Package 'RAFS'

Title: Robust Aggregative Feature Selection
Description: A cross-validated minimal-optimal feature selection algorithm. It utilises popularity counting, hierarchical clustering with feature dissimilarity measures, and prefiltering with all-relevant feature selection method to obtain the minimal-optimal set of features.
Authors: Radosław Piliszek [aut, cre], Witold Remigiusz Rudnicki [ths, aut]
Maintainer: RadosÅ‚aw Piliszek <[email protected]>
License: GPL-3
Version: 0.2.4
Built: 2024-11-06 09:23:14 UTC
Source: CRAN

Help Index


All built-in feature dissimilarity functions

Description

To be used in run_rafs.

Usage

builtin_dist_funs

Format

An object of class list of length 5.

Details

See also default_dist_funs.


Compute preliminary feature selection results for RAFS

Description

This is a secondary function, useful when experimenting with different feature selection filters and rankings. Its output is used in run_rafs_with_fs_results and it is called for the user in run_rafs.

Usage

compute_fs_results(data, decision, k, seeds, fs_fun = default_fs_fun)

Arguments

data

input data where columns are variables and rows are observations (all numeric)

decision

decision variable as a binary sequence of length equal to number of observations

k

number of folds for internal cross validation

seeds

a vector of seeds used for fold generation for internal cross validation

fs_fun

function to compute feature selection p-values, it must have the same signature as default_fs_fun (which is the default, see its help to learn more)

Value

A list with feature selection results, e.g. from default_fs_fun.

Examples

library(MDFS)
mdfs_omp_set_num_threads(1)  # only to pass CRAN checks
data(madelon)
fs_results <- compute_fs_results(madelon$data, madelon$decision, 2, c(12345))
run_rafs_with_fs_results(madelon$data, madelon$decision, fs_results)

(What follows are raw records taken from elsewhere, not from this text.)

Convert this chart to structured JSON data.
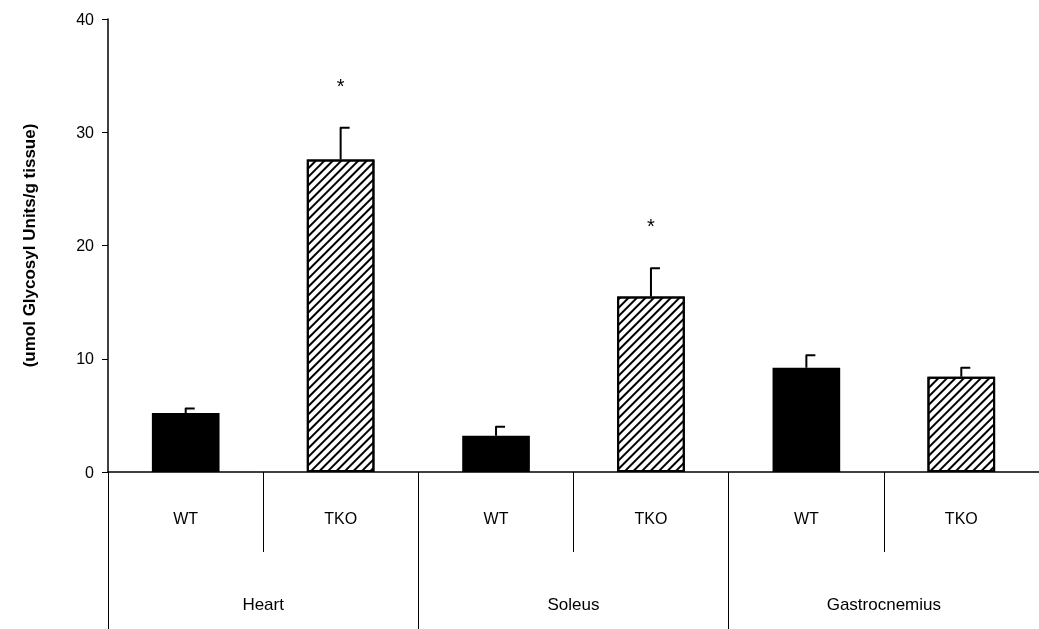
{
  "chart_data": {
    "type": "bar",
    "ylabel": "(umol Glycosyl Units/g tissue)",
    "categories": [
      "Heart",
      "Soleus",
      "Gastrocnemius"
    ],
    "series": [
      {
        "name": "WT",
        "color": "#000000",
        "values": [
          5.2,
          3.2,
          9.2
        ],
        "errors": [
          [
            5.2,
            5.6
          ],
          [
            3.2,
            4.0
          ],
          [
            9.2,
            10.3
          ]
        ]
      },
      {
        "name": "TKO",
        "color": "#ffffff",
        "values": [
          27.6,
          15.5,
          8.4
        ],
        "errors": [
          [
            27.6,
            30.4
          ],
          [
            15.5,
            18.0
          ],
          [
            8.4,
            9.2
          ]
        ],
        "value_labels": [
          "*",
          "*",
          null
        ]
      }
    ],
    "ylim": [
      0,
      40
    ],
    "yticks": [
      0,
      10,
      20,
      30,
      40
    ],
    "grid": false,
    "legend": false
  }
}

Feature dissimilarity based on Pearson's Correlation (cor)

Description

To be used as one of the dist_funs in run_rafs.

Usage

cor_dist(relevant_train_data, train_decision = NULL, seed = NULL)

Arguments

relevant_train_data

input data where columns are variables and rows are observations (all numeric); assumed to contain only relevant data

train_decision

decision variable as a binary sequence of length equal to number of observations

seed

a numerical seed

Value

A matrix of distances (dissimilarities).


Create seeded folds

Description

A utility function used in RAFS but useful also for external cross-validation.

Usage

create_seeded_folds(decision, k, seed)

Arguments

decision

decision variable as a binary sequence of length equal to number of observations

k

number of folds for cross validation

seed

a numerical seed

Value

A vector of folds. Each fold being a vector of selected indices.


Default feature dissimilarity functions

Description

As used in run_rafs.

Usage

default_dist_funs

Format

An object of class list of length 3.

Details

The default functions compute: Pearson's correlation (cor: cor_dist), Variation of Information (vi: vi_dist) and Symmetric Target Information Gain (stig: stig_dist).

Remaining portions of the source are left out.